You find endless definitions of company goals in the technical literature. Some parameters of success are defined, thousands of descriptions of goals written down. The real goal of every enterprise (and every undertaking) can only be the same as for every individual person: Happiness.
Oh my God! Here comes Willi Streit again with his high-brow, highly charged terms that are hard to define, too. What does he want this time? We all know he likes to be provocative! I am sure there are better things for an enterprise to do than be happy, let alone make others happy!
You are correct: calling happiness the goal of an enterprise is certainly a provocation. After all, the Latin provocare means nothing other than arouse, excite or elicit. So let’s start doing it!
What other goal do you think an enterprise should have? – is my bold question. Profit? Profit, too, can mean happiness. If it was achieved by the employees and customers, suppliers and all other indirectly concerned parties with a good gut feeling and if it is lasting and has been fairly accomplished, it is a happy goal. If, on the other hand, it was bought with fraud, exploitation, self-delusion and other sacrifices, it is not a happy goal.
Incidentally, all behaviour can be traced back to the basic principle of life: you can life happiness if you remain true to yourself, if you can still believe in it after several years have gone by and if you have not short-sightedly sacrificed the future for a quick success.
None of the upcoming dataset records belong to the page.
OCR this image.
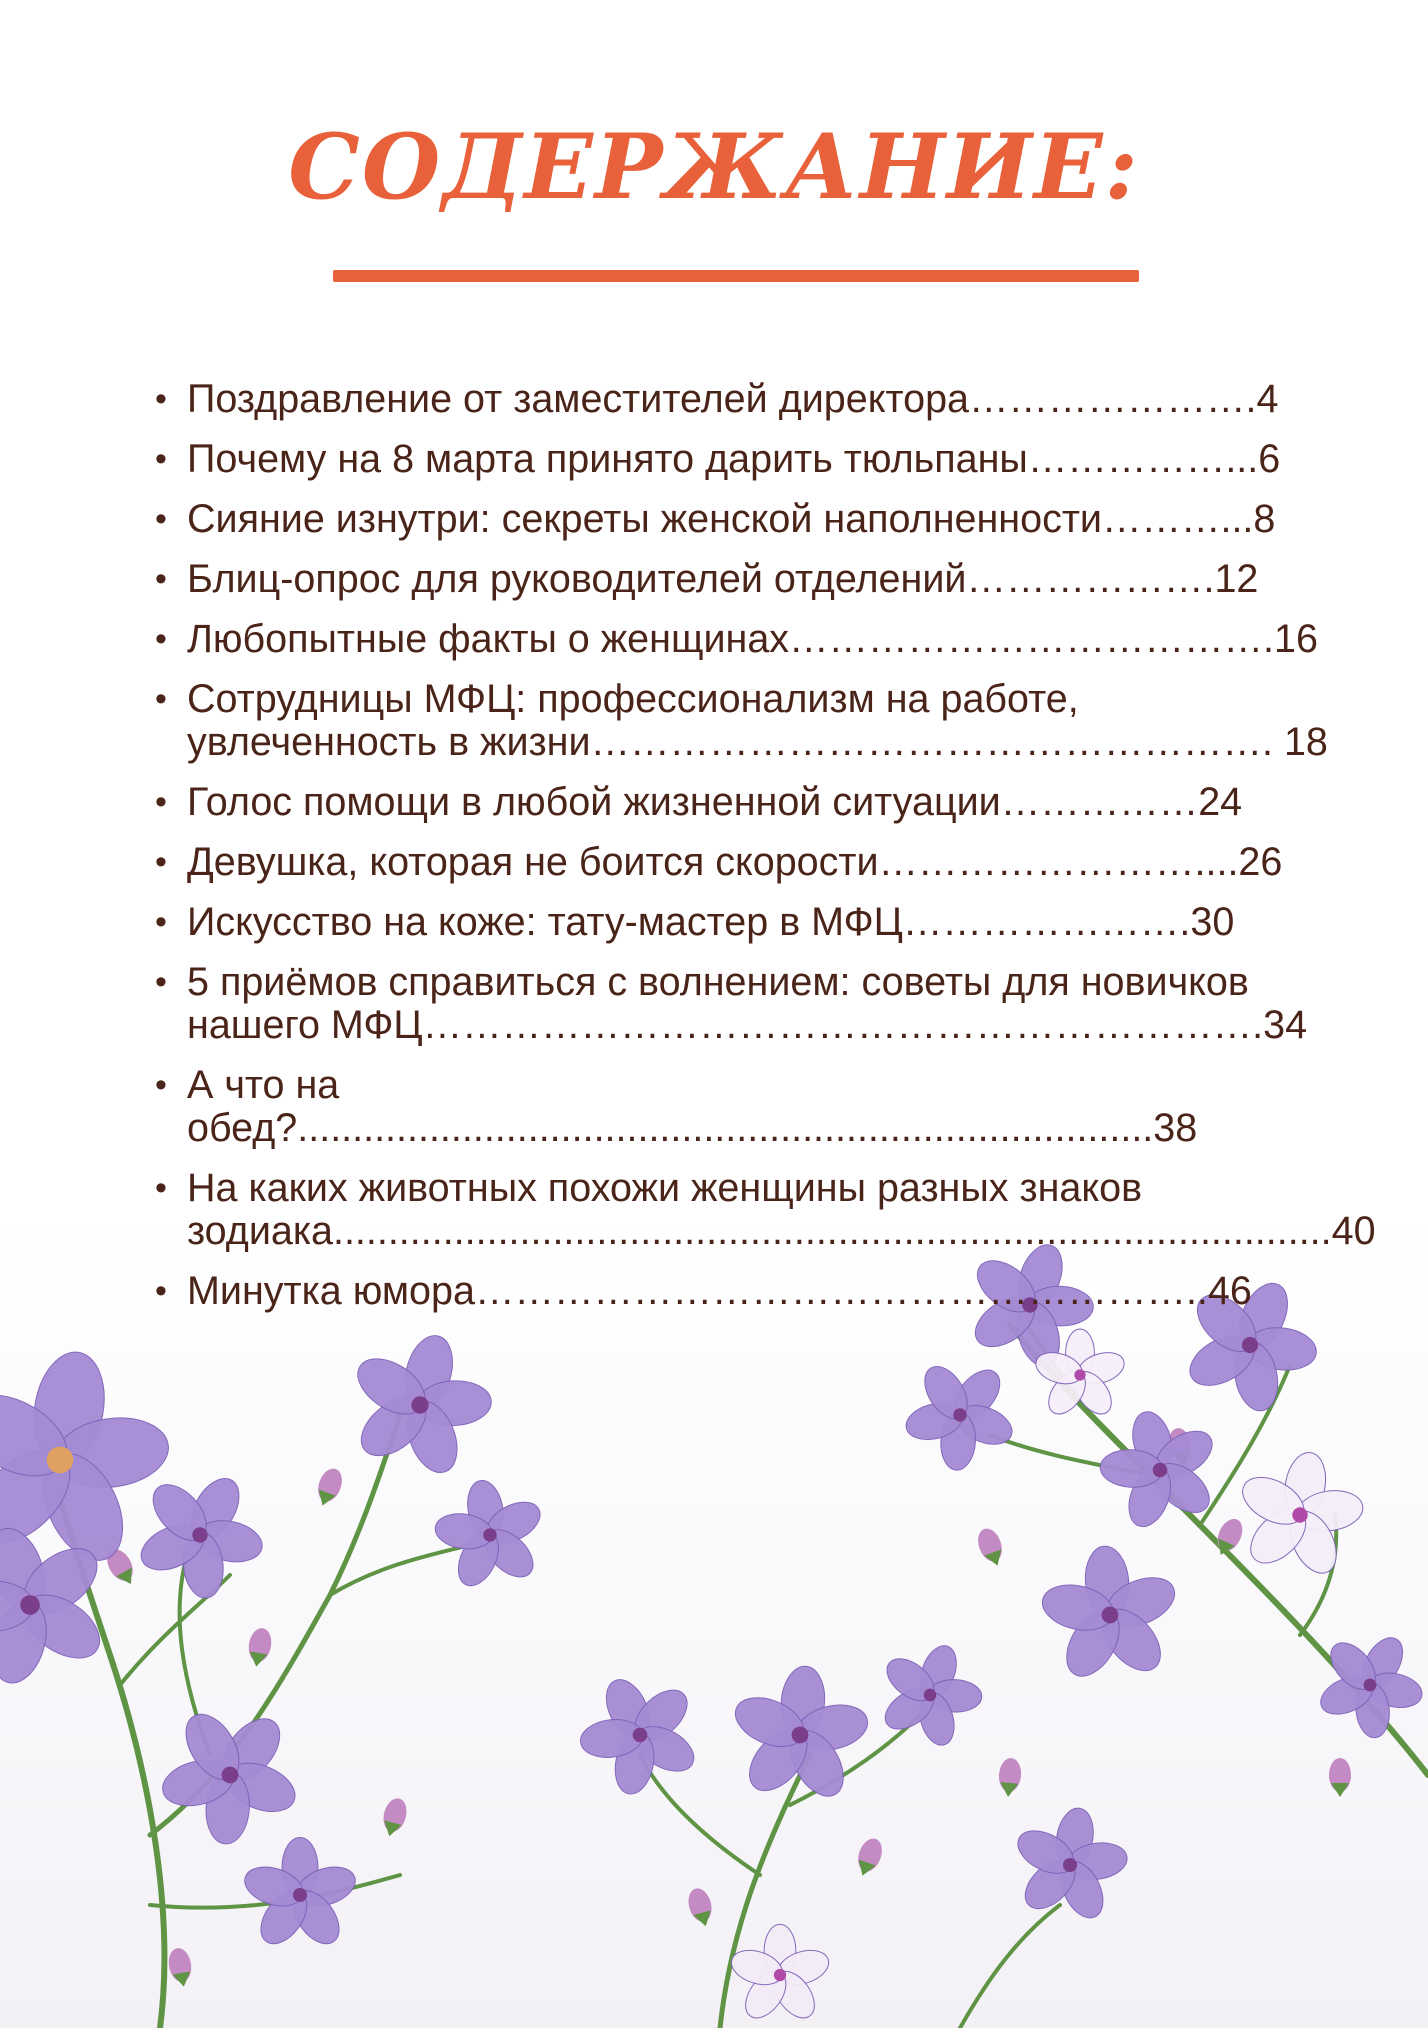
СОДЕРЖАНИЕ:
• Поздравление от заместителей директора………………….4
• Почему на 8 марта принято дарить тюльпаны……………...6
• Сияние изнутри: секреты женской наполненности………...8
• Блиц-опрос для руководителей отделений……………….12
• Любопытные факты о женщинах……………………………….16
• Сотрудницы МФЦ: профессионализм на работе,
увлеченность в жизни……………………………………………. 18
• Голос помощи в любой жизненной ситуации……………24
• Девушка, которая не боится скорости……………………....26
• Искусство на коже: тату-мастер в МФЦ………………….30
• 5 приёмов справиться с волнением: советы для новичков
нашего МФЦ……………………………………………………….34
• А что на обед?..............................................................................38
• На каких животных похожи женщины разных знаков
зодиака...........................................................................................40
• Минутка юмора………………………………………………..46
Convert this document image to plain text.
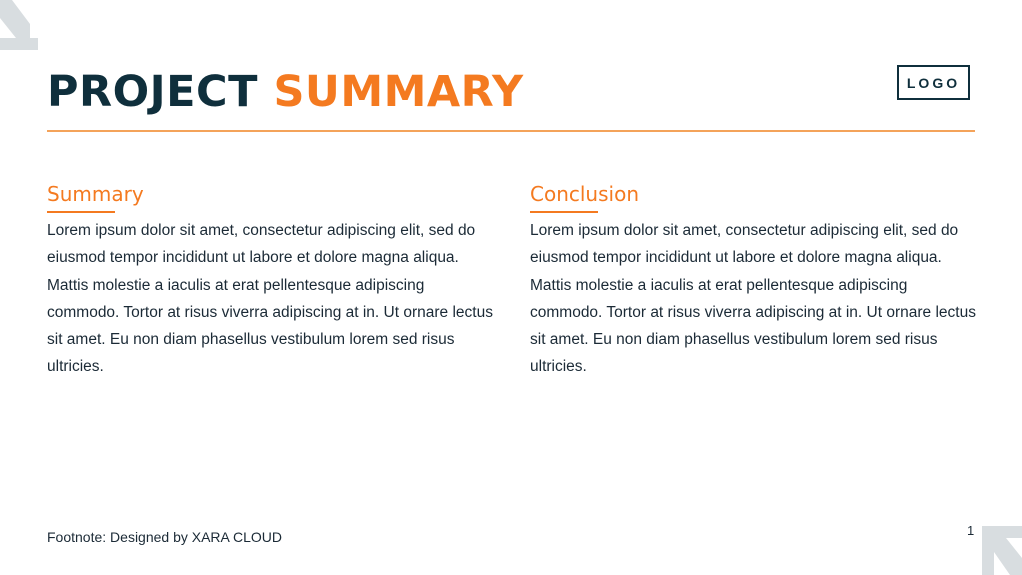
PROJECT SUMMARY	LOGO
Summary

Lorem ipsum dolor sit amet, consectetur adipiscing elit, sed do eiusmod tempor incididunt ut labore et dolore magna aliqua. Mattis molestie a iaculis at erat pellentesque adipiscing commodo. Tortor at risus viverra adipiscing at in. Ut ornare lectus sit amet. Eu non diam phasellus vestibulum lorem sed risus ultricies.

Conclusion

Lorem ipsum dolor sit amet, consectetur adipiscing elit, sed do eiusmod tempor incididunt ut labore et dolore magna aliqua. Mattis molestie a iaculis at erat pellentesque adipiscing commodo. Tortor at risus viverra adipiscing at in. Ut ornare lectus sit amet. Eu non diam phasellus vestibulum lorem sed risus ultricies.

Footnote: Designed by XARA CLOUD	1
Sometimes, it is more the small happiness that is especially precious. The great goals are reached on the top soil of small particles of happiness. If every employee “joins in” and is given the chance to come close to or even find his personal maximum amount of happiness, the entire enterprise, too, along with the entrepreneur and the managers, will benefit.
Happy is the person who doesn’t forget that he is born for happiness.
How does an enterprise that has happiness for its goal differ from others? I presume nobody feels the victim of mobbing. To be sure, there will always be conflicts where people are together. But the spirit of the common goal will always not only bring people back together, but also open doors for a sense of togetherness, more creativity, wellness and a feeling of security. That sounds like old-fashioned virtues. But life is old-fashioned when it comes to basic needs. Our nature determines that we get under way like Hans in Luck. What we take home with us eventually is certainly not something substantial (although there wouldn’t be anything vicious about this, either). Rather, it will be idealistic. So I call it happiness. It is of great value for the most natural principle in the world. If we take it home into our everyday-lives, it will become tangible.
I admit that this enterprise, where happiness exists in its perfect form, does not yet exist in reality. But those companies that have realized that happiness is the real CI (Corporate Identity) come pretty close. And it pays on a daily basis to turn towards happiness. In all respects.